Before Christianity, the Bible was Israel's story
Before Christianity, the Bible was not "the Bible" as Christians now know it. It was Israel's sacred story, law, poetry, prophecy, wisdom, worship, trauma record, national memory, and covenant identity. It told the story of a people trying to understand God through slavery, wilderness, monarchy, exile, return, oppression, and hope. Christians later saw Jesus as the fulfillment, correction, and revelation toward which that story had been moving.
How to read it from the bigger picture
We use it as sacred witness, not as a flat instruction manual where every sentence carries the same moral clarity. We read it through Jesus. We read it historically, asking what the original audience likely believed and feared.
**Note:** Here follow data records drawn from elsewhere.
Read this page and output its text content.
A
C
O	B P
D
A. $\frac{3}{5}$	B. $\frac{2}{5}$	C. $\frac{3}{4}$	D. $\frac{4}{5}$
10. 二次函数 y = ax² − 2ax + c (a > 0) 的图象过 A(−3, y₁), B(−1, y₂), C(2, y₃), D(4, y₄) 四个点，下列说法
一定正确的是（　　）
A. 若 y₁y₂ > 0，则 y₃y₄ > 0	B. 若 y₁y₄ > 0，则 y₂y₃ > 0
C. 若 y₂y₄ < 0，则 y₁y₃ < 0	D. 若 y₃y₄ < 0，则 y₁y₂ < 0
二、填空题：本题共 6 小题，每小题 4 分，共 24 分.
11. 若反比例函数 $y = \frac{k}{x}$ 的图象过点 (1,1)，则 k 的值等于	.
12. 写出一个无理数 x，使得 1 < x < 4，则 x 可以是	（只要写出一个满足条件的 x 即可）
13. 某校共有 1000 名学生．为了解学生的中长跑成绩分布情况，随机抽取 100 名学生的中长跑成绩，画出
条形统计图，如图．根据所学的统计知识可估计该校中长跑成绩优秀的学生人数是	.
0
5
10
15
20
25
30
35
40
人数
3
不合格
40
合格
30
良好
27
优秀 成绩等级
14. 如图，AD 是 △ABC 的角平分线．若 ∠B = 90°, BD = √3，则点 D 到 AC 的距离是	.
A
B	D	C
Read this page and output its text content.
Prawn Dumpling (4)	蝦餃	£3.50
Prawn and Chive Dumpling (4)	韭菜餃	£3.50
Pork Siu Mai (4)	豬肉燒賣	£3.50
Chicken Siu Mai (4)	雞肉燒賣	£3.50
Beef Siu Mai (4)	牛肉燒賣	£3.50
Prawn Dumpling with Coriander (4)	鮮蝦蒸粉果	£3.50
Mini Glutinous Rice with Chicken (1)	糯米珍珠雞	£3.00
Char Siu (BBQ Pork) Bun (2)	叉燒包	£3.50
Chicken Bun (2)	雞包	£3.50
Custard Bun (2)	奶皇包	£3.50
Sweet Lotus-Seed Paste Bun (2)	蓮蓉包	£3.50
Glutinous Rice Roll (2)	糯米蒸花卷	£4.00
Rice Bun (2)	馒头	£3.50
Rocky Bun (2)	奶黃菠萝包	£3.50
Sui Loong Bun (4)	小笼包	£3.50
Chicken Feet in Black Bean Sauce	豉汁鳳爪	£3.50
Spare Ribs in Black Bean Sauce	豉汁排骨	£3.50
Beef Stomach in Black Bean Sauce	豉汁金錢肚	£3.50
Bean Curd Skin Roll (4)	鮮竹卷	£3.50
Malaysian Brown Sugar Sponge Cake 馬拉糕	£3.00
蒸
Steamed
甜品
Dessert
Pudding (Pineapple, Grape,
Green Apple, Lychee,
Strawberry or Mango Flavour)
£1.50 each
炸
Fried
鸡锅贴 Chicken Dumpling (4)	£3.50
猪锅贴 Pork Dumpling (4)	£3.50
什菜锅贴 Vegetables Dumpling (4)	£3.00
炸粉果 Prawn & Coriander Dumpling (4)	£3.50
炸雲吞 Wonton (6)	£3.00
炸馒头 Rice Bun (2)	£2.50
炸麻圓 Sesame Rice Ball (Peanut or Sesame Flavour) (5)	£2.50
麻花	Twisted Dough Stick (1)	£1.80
We read it spiritually, asking what it reveals about human nature, God-consciousness, moral development, and the consequences of fear. We read it humbly, knowing translation and interpretation matter. We refuse to use it to justify cruelty. We let it expose the hell humans create when fear, ego, empire, violence, and religion combine. We also let it preserve the breathtaking truth that humanity has always been reaching for God, and that God has always been reaching back through conscience, beauty, wisdom, mercy, and love.
The Bible is divine in the sense that it carries a living spiritual current through deeply human material. It is not clean, simple, or always safe in the hands of immature religion. It is powerful because it tells the truth about us: our fear, our violence, our longing, our need for meaning, our tendency to blame God, and our ability to awaken.
The best way to read it is not with blind literalism or cynical dismissal. It is with reverence, discernment, historical honesty, and the courage to ask whether any interpretation makes us more loving, more conscious, more humble, more truthful, and more aligned with the God Jesus called Father.